Covid and Climate seem to be trying to outdo each other at the moment. This week, the IPCC (Intergovernmental Panel on Climate Change) turned up the dial a few notches with a ‘code red for humanity’:
‘Sea levels rising at twice the expected rate; drought and catastrophic bushfires with drastic consequences for health, agriculture and biodiversity; more frequent and intense heatwaves that will kill more people; more intense winter storms that will lead to localised flooding, damage and deaths’. The projections make for some pretty scary reading.
CSIRO’s Climate Science Centre has told us to think of it ‘like the planet hurtling down a slippery slope at great speed with no end in sight’ and ‘there’s no end to how much damage we can create’. Words and phrases like extinction, tipping point, existential threat and emergency are sprinkled liberally throughout media reports.
Over the past few years, no sooner do we have to deal with one threat than another appears – only more deadly this time. Judgement Day is always just around the corner. The Doomsday Clock has been set at one minute to midnight for as long as I can remember.
Then there’s the ubiquitous ‘time bomb’. Population time bombs, climate time bombs, fertility time bombs, cultural time bombs, racial time bombs, health time bombs. All designed to instil fear in people. The time bomb explosion is never far away. Like the movies’ race-against-time narrative designed to create a heightened sense of anxiety.
Remember Y2K? The Year 2000 computer bug that threatened global chaos with planes falling out of the sky, power grids shutting down and a complete meltdown of computer programs? None of it happened.
Factory-like, the media churns out these apocalyptic stories one after another. And it’s never ‘if this or that will happen’ but ‘when it will happen’.
And of course we are encouraged not only to fear what might happen, but ‘fear the worst’. The worst-case scenario is the only scenario. The latest IPCC Report, for example, lists a number of scenarios for the next 100 years from mild to worst case. So which does everyone focus on? The worst case scenario of course (RCP8.5). The ‘precautionary principle’ must rule. Always ‘err on the side of caution’.

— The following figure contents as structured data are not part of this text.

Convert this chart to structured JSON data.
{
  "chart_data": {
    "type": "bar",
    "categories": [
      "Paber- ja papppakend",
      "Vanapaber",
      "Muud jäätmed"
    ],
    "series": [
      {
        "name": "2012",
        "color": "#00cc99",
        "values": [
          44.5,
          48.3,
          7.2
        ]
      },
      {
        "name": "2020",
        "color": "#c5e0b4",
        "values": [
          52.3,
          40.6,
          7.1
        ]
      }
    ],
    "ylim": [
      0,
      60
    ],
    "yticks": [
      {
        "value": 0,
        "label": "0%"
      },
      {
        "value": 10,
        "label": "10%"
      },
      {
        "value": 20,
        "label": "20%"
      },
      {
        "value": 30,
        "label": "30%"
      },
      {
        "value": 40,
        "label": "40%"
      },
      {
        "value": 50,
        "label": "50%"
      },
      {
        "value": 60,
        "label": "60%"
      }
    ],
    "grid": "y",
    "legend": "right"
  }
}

Fear is a powerful political motivator. Fear makes people do things they wouldn’t otherwise do. Whereas the Enlightenment encouraged public debate and reason, Machiavelli saw the political advantages in using fear to control the masses.
My late father used to say, “Don’t meet trouble before it comes”. The two-fold reasoning behind this pearl of wisdom is 1) most impending dangers never eventuate and 2) when they do, they are either not as bad as you thought they’d be or if they are you are more than capable of handling them.
‘Confidence is the opposite of fear’, quipped Aristotle. We need to start replacing fear with reason, with judgment, with courage, with meaning and with hope. And we need to teach children not to be fragile. The Swedes have a saying, ‘There’s no such thing as bad weather, only bad clothing’.
The world will never be totally safe. Nothing is ever risk-free. But through family, in particular, we have the capacity to deal with adversity.
As for current events? These too will pass.
In his brilliant book ‘How Fear Works’, Frank Furedi advises: “The most effective way to counter the perspective of fear is through acquainting society with values that offer people the meaning and hope they need to effectively engage with uncertainty. The problem is not fear as such but society’s difficulty in cultivating values that can guide it to manage uncertainty and the threats it faces.”
Irish poet Seamus Heaney’s last words were Noli timere – “Be not afraid”.
UK Bishop N.T. (Tom) Wright commented on these same words: “Do you know what the most frequent command in the Bible is? What instruction is given, again and again, by God, by angels, by Jesus, by prophets and by the apostles? Is it ‘be good’? ‘Is it be holy’? Is it ‘don’t sin’? No, the most frequent command in the Bible is, ‘Don’t be afraid’.”
We are not passive or helpless observers in a world beyond our control. We are not vulnerable. We do not have to live on Fear Street.